Обопынь закурил толстую папиросу. Глаза Обопыня заплыли в тяжелые складки морщин, как бывает иной раз у бульдогов, – и, как бывает у бульдогов, белки глаз Обопыня были испещрены красною сетью венок. Обопынь наклонился к Ивану. Обопынь был очень серьезен.
– Я сейчас с аэродрома, – говорил Обопынь. – Мне говорят, я вылетался, потерял сердце, – ерундиссима! – Куда угодно, как угодно я поведу машину, – в облака, за облака, – с закрытыми глазами поведу, как хочешь. – Нет, я не потерял сердца, – пусть кто-нибудь другой вылетался, это не мое дело!.. Я с мумией живу, поди!.. Ерундель, – по-французски – ласточка!..

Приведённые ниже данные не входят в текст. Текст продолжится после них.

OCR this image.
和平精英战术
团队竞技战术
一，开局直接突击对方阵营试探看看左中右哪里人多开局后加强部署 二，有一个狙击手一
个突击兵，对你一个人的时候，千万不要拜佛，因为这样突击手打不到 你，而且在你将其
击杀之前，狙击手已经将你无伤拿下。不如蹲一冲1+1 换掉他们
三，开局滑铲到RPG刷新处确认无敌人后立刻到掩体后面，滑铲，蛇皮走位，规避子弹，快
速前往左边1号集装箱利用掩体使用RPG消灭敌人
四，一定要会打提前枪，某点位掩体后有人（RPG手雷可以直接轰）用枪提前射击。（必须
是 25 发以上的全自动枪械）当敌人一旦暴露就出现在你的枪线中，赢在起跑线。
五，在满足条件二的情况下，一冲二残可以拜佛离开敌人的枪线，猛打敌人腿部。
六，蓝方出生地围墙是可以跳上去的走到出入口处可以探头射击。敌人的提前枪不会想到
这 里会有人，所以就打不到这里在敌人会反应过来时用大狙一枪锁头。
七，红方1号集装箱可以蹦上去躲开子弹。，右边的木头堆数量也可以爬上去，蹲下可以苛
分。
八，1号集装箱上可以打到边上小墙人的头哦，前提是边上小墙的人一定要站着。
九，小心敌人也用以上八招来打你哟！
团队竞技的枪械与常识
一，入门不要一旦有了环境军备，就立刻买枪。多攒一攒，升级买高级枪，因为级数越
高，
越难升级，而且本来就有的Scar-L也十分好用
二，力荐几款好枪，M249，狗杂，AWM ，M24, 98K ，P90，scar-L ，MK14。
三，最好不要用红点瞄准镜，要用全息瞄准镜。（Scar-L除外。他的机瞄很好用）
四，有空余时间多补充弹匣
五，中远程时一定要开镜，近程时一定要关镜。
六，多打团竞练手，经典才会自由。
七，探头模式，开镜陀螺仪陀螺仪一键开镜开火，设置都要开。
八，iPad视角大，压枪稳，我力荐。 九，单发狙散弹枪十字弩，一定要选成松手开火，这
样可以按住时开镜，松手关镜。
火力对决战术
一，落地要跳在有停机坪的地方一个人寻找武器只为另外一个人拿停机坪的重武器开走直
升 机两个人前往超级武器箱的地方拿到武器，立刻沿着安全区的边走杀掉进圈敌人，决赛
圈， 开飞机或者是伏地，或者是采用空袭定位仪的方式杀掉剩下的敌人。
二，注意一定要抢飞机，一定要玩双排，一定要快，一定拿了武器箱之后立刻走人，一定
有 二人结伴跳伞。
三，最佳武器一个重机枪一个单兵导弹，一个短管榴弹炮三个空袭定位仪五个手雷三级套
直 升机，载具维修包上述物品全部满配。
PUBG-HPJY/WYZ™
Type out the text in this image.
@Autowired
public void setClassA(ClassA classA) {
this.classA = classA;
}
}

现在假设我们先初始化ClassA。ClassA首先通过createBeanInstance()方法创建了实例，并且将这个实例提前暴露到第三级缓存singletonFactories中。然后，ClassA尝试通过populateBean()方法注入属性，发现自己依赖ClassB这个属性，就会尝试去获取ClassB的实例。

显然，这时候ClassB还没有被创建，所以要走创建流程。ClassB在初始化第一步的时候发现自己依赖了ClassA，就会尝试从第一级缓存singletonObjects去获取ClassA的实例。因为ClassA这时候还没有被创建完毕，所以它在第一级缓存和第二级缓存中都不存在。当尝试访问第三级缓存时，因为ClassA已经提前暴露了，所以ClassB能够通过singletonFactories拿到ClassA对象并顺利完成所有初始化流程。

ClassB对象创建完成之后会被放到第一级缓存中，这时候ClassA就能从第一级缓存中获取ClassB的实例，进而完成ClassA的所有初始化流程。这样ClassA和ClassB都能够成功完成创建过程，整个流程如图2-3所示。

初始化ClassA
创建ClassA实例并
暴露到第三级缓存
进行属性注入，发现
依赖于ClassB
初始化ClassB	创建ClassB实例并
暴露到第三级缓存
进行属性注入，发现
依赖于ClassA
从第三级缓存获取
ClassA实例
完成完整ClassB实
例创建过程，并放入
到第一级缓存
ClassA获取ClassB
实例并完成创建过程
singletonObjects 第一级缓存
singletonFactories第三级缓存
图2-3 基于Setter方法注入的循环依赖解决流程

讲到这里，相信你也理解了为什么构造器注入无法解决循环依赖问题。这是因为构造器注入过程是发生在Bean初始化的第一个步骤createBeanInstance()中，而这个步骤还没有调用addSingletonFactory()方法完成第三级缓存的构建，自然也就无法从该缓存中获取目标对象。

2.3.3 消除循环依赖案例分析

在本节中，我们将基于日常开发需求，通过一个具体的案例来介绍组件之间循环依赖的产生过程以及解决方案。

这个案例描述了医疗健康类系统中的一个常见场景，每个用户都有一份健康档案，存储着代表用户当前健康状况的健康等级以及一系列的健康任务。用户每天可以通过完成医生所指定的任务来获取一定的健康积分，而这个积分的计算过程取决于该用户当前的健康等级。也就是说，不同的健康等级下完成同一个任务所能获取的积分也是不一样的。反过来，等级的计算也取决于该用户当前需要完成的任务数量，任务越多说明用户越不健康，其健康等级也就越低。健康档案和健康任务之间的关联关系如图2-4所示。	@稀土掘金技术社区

– Это что значит – вылетался? – спросил Иван. Обопынь ответил тихо:
– Это, знаешь… наша профессия. Пилоты, со временем, теряют сердце, у них появляется неуверенность, они начинают бояться воздуха, у них пропадает глаз, они неверно ведут самолет, – нервы гадятся. Если их болезни не заметят, они всегда гробятся, разбиваются.
Обопынь помолчал.
– Страшная болезнь! – крикнул он. – Человек боится воздуха, марает, как шмендрик, – и все-таки лезет в воздух, не может жить на земле, нечего ему на земле делать, – боится воздуха и лезет на него, – а на земле скучает, томится, водку пьет, – а в воздухе еще больше того дрожит от страха и – гробится на ровном месте, как шмендрик.
– Я вот тоже вылетался, – сказал Иван. Обопынь заорал:
– Нет, я не вылетался, – нет-с, – ерундиссима, аттанде немного!.. Я в себе силу открыл. Велю, и никакая машина не может разбиться. Велю, и мумия будет танцевать. Это я тебе велел целовать мумию.
Иван встал, чтобы идти домой. Обопынь предлагал ему подождать сына, который хотел свести стариков к артистам в гости, где будут показывать марионеток.
Иван ушел.
– –
– – на том месте, где ныне стоит памятник Тимирязеву, в октябрьские дни 1917 года стоял трехэтажный дом. Этот дом был разрушен юнкерами и пушками. В этом доме Иван дрался за свою биографию. В дни до-биографии Иван обедал в этом доме несколько раз.
Ночью, когда Иван шел от Обопыней, – пролазом Богословского переулка, мимо старенькой церквенки, он вышел на Тверской бульвар и пошел направо, к Никитским воротам, чтобы посмотреть на тот дом, где он дрался за самого себя и за прекрасное человеческое будущее. Он обогнул кофейню, которую старые москвичи называли «Греком», и пошел вниз.
Он думал о том, что было тогда, в Октябре.
Он ждал увидеть вывеску столовой и трехэтажное здание.
Во мраке он увидел памятник. «Как же это я ошибся, – подумал он, – шел к Никитским, а попал к Пушкину?» И он повернул обратно. Ночь была черна и безлюдна.
Он прошел мимо «Грека». Он увидел впереди памятник.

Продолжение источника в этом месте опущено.